After the punk explosion, the popularity of progressive rock did wane significantly, while many artists who had once been dedicated to musical complexity slowly became more pop-centric in search of mainstream acceptance. However, by the 1980s, in the U.K., where many of the first generation of progressive rockers hailed from, there was a notable neo-progressive rock revival.

Neo-progressive rock bands such as Marillion, IQ, and Pendragon returned to virtuosity but from the position of outsiders in the British music scene. The genre's new popularity barely lasted out the decade, but it served as a rebuke to those who believed that prog was already dead by the late 1970s.

Shoegaze

Some genres are immediately met with derision by critics before gaining retrospective acclaim from music listeners. Shoegaze is one such genre. Again deriving mainly from the U.K., the first wave of shoegaze music came in the 1980s, pioneered by proto-shoegaze act the Jesus and Mary Chain and first wave groups such as My Bloody Valentine, who were inspired by the gloomy psychedelia of acts like the Velvet Underground. The former's 1985 track "Just Like Honey" laid the blueprint for the sonic textures that would define the genre into the early 1990s, with classic shoegaze albums from the decade such as Ride's "Nowhere," My Bloody Valentine's "Loveless," and Swervedriver's "Raise."
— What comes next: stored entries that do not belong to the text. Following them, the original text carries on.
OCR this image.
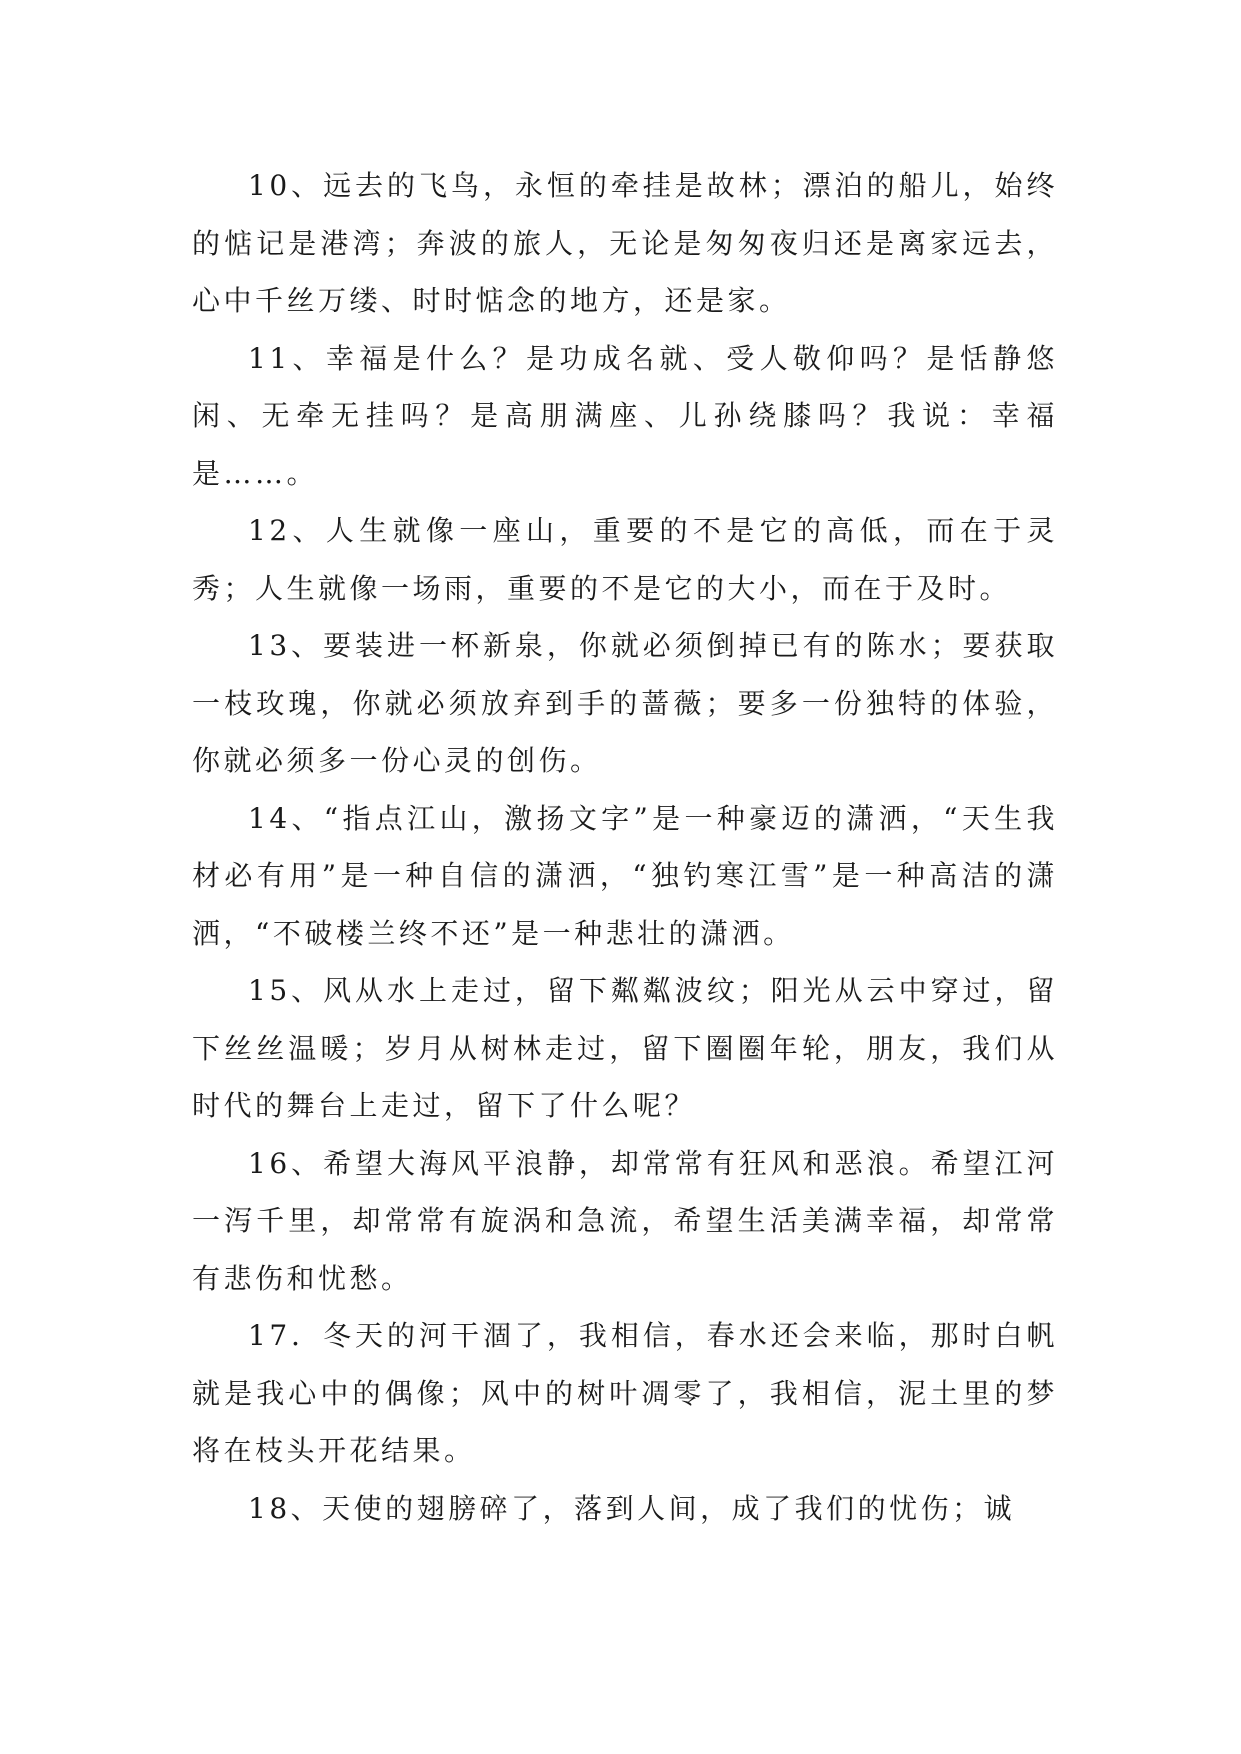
10、远去的飞鸟，永恒的牵挂是故林；漂泊的船儿，始终的惦记是港湾；奔波的旅人，无论是匆匆夜归还是离家远去，心中千丝万缕、时时惦念的地方，还是家。

11、幸福是什么？是功成名就、受人敬仰吗？是恬静悠闲、无牵无挂吗？是高朋满座、儿孙绕膝吗？我说：幸福是……。

12、人生就像一座山，重要的不是它的高低，而在于灵秀；人生就像一场雨，重要的不是它的大小，而在于及时。

13、要装进一杯新泉，你就必须倒掉已有的陈水；要获取一枝玫瑰，你就必须放弃到手的蔷薇；要多一份独特的体验，你就必须多一份心灵的创伤。

14、“指点江山，激扬文字”是一种豪迈的潇洒，“天生我材必有用”是一种自信的潇洒，“独钓寒江雪”是一种高洁的潇洒，“不破楼兰终不还”是一种悲壮的潇洒。

15、风从水上走过，留下粼粼波纹；阳光从云中穿过，留下丝丝温暖；岁月从树林走过，留下圈圈年轮，朋友，我们从时代的舞台上走过，留下了什么呢？

16、希望大海风平浪静，却常常有狂风和恶浪。希望江河一泻千里，却常常有旋涡和急流，希望生活美满幸福，却常常有悲伤和忧愁。

17．冬天的河干涸了，我相信，春水还会来临，那时白帆就是我心中的偶像；风中的树叶凋零了，我相信，泥土里的梦将在枝头开花结果。

18、天使的翅膀碎了，落到人间，成了我们的忧伤；诚
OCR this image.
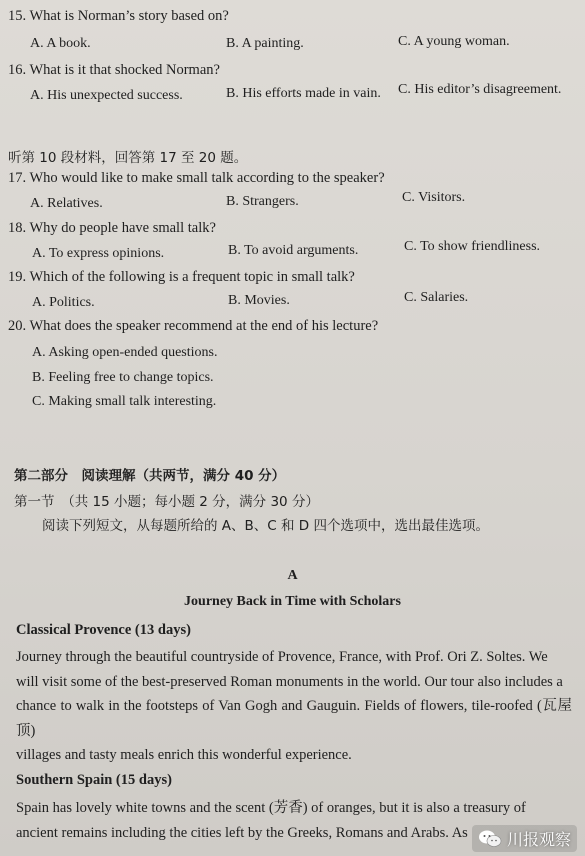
15. What is Norman’s story based on?
A. A book.	B. A painting.	C. A young woman.
16. What is it that shocked Norman?
A. His unexpected success.	B. His efforts made in vain. C. His editor’s disagreement.
听第 10 段材料，回答第 17 至 20 题。
17. Who would like to make small talk according to the speaker?
A. Relatives.	B. Strangers.	C. Visitors.
18. Why do people have small talk?
A. To express opinions.	B. To avoid arguments.	C. To show friendliness.
19. Which of the following is a frequent topic in small talk?
A. Politics.	B. Movies.	C. Salaries.
20. What does the speaker recommend at the end of his lecture?
A. Asking open-ended questions.
B. Feeling free to change topics.
C. Making small talk interesting.
第二部分　阅读理解（共两节，满分 40 分）
第一节　（共 15 小题；每小题 2 分，满分 30 分）
阅读下列短文，从每题所给的 A、B、C 和 D 四个选项中，选出最佳选项。
A
Journey Back in Time with Scholars
Classical Provence (13 days)
Journey through the beautiful countryside of Provence, France, with Prof. Ori Z. Soltes. We
will visit some of the best-preserved Roman monuments in the world. Our tour also includes a
chance to walk in the footsteps of Van Gogh and Gauguin. Fields of flowers, tile-roofed (瓦屋顶)
villages and tasty meals enrich this wonderful experience.
Southern Spain (15 days)
Spain has lovely white towns and the scent (芳香) of oranges, but it is also a treasury of
ancient remains including the cities left by the Greeks, Romans and Arabs. As	川报观察
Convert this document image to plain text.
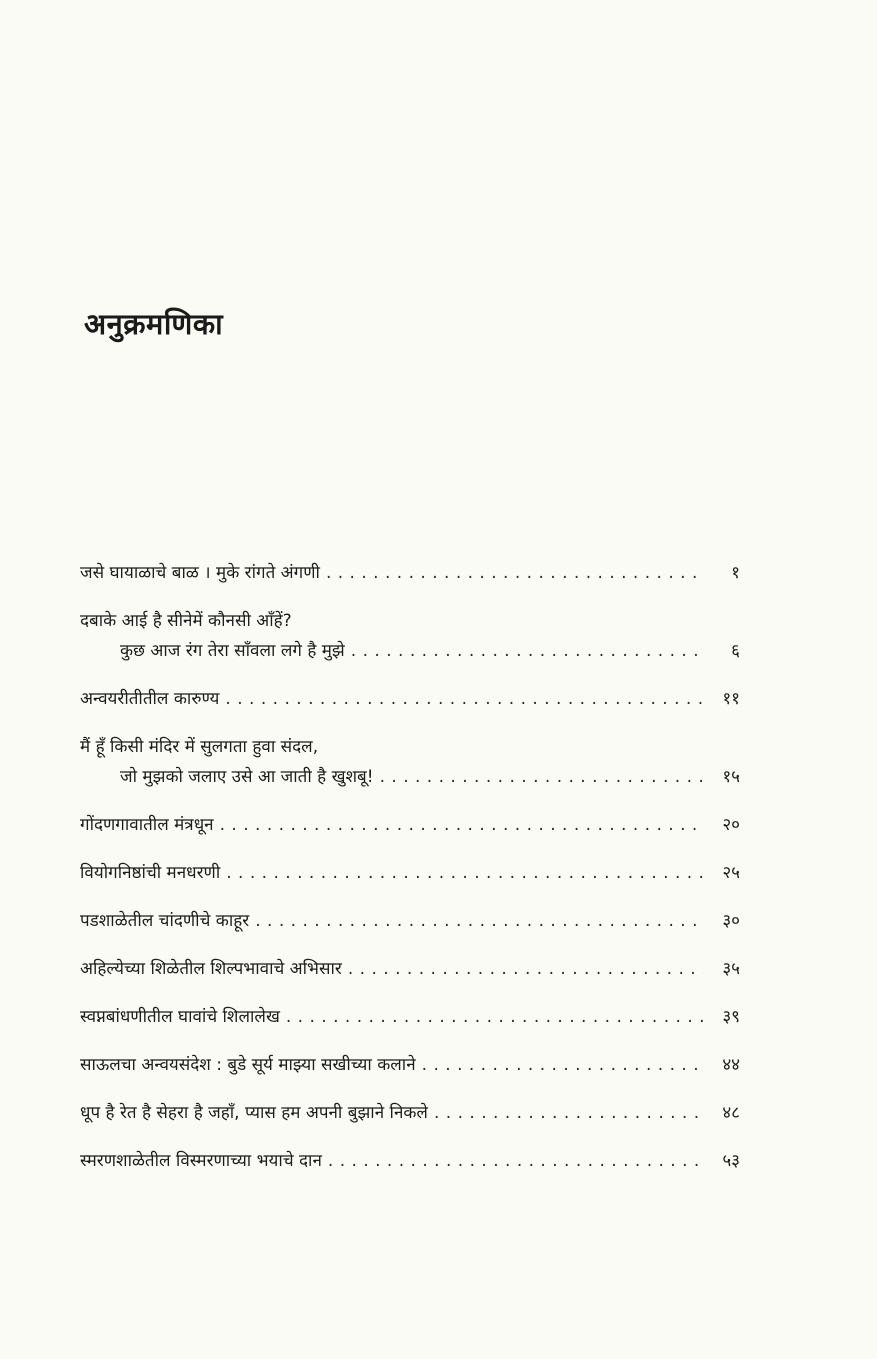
अनुक्रमणिका
जसे घायाळाचे बाळ । मुके रांगते अंगणी . . .	१
दबाके आई है सीनेमें कौनसी आँहें?
कुछ आज रंग तेरा साँवला लगे है मुझे . . .	६
अन्वयरीतीतील कारुण्य . . .	११
मैं हूँ किसी मंदिर में सुलगता हुवा संदल,
जो मुझको जलाए उसे आ जाती है खुशबू! . . .	१५
गोंदणगावातील मंत्रधून . . .	२०
वियोगनिष्ठांची मनधरणी . . .	२५
पडशाळेतील चांदणीचे काहूर . . .	३०
अहिल्येच्या शिळेतील शिल्पभावाचे अभिसार . . .	३५
स्वप्नबांधणीतील घावांचे शिलालेख . . .	३९
साऊलचा अन्वयसंदेश : बुडे सूर्य माझ्या सखीच्या कलाने . . .	४४
धूप है रेत है सेहरा है जहाँ, प्यास हम अपनी बुझाने निकले . . .	४८
स्मरणशाळेतील विस्मरणाच्या भयाचे दान . . .	५३
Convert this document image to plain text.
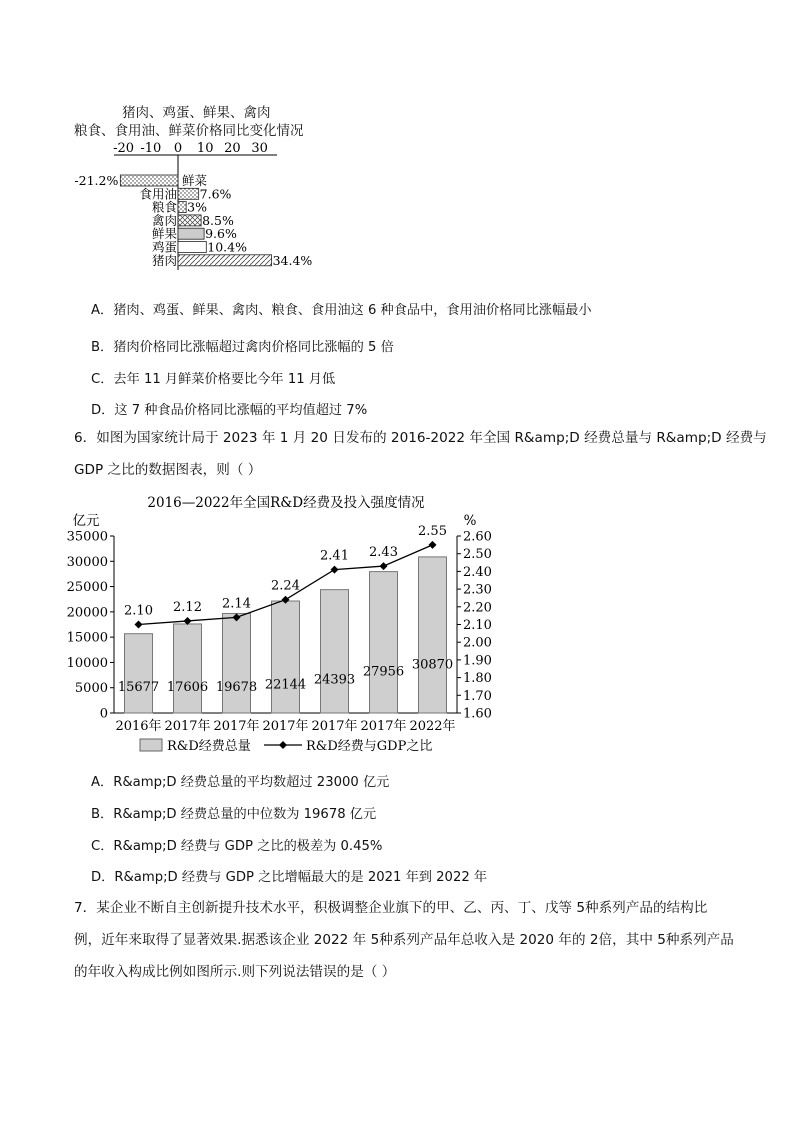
猪肉、鸡蛋、鲜果、禽肉
粮食、食用油、鲜菜价格同比变化情况
-20 -10 0 10 20 30
鲜菜
-21.2%
食用油 7.6%
粮食 3%
禽肉 8.5%
鲜果 9.6%
鸡蛋 10.4%
猪肉	34.4%
A．猪肉、鸡蛋、鲜果、禽肉、粮食、食用油这 6 种食品中，食用油价格同比涨幅最小
B．猪肉价格同比涨幅超过禽肉价格同比涨幅的 5 倍
C．去年 11 月鲜菜价格要比今年 11 月低
D．这 7 种食品价格同比涨幅的平均值超过 7%
6．如图为国家统计局于 2023 年 1 月 20 日发布的 2016-2022 年全国 R&amp;D 经费总量与 R&amp;D 经费与
GDP 之比的数据图表，则（ ）
2016—2022年全国R&D经费及投入强度情况
亿元	%
0
5000
10000
15000
20000
25000
30000
35000
1.60
1.70
1.80
1.90
2.00
2.10
2.20
2.30
2.40
2.50
2.60
15677 17606 19678 22144 24393
27956 30870
2.10 2.12 2.14
2.24
2.41 2.43
2.55
2016年 2017年 2017年 2017年 2017年 2017年 2022年
R&D经费总量	R&D经费与GDP之比
A．R&amp;D 经费总量的平均数超过 23000 亿元
B．R&amp;D 经费总量的中位数为 19678 亿元
C．R&amp;D 经费与 GDP 之比的极差为 0.45%
D．R&amp;D 经费与 GDP 之比增幅最大的是 2021 年到 2022 年
7．某企业不断自主创新提升技术水平，积极调整企业旗下的甲、乙、丙、丁、戊等 5种系列产品的结构比
例，近年来取得了显著效果.据悉该企业 2022 年 5种系列产品年总收入是 2020 年的 2倍，其中 5种系列产品
的年收入构成比例如图所示.则下列说法错误的是（ ）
The name shoegaze derives from its practitioners' typically spending a large amount of their live shows staring down at their guitar pedals, through which they drenched their songs in multiple effects such as reverb, fuzz, and delay. And the name initially wasn't meant as a compliment, suggesting that the postures of such musicians were not suited for rock music.

The genre began to wear out shortly after the release of Slowdive's 1995 album "Pygmalion," which is considered one of the last first-wave shoegaze releases. However, the 2000s saw a shoegaze revival among a new generation of bands, and both Slowdive and My Bloody Valentine returned to active recording and touring. Shoegaze has garnered hundreds of millions of streams in recent years, reflecting the genre's enduring popularity among younger rock fans well into the 2020s.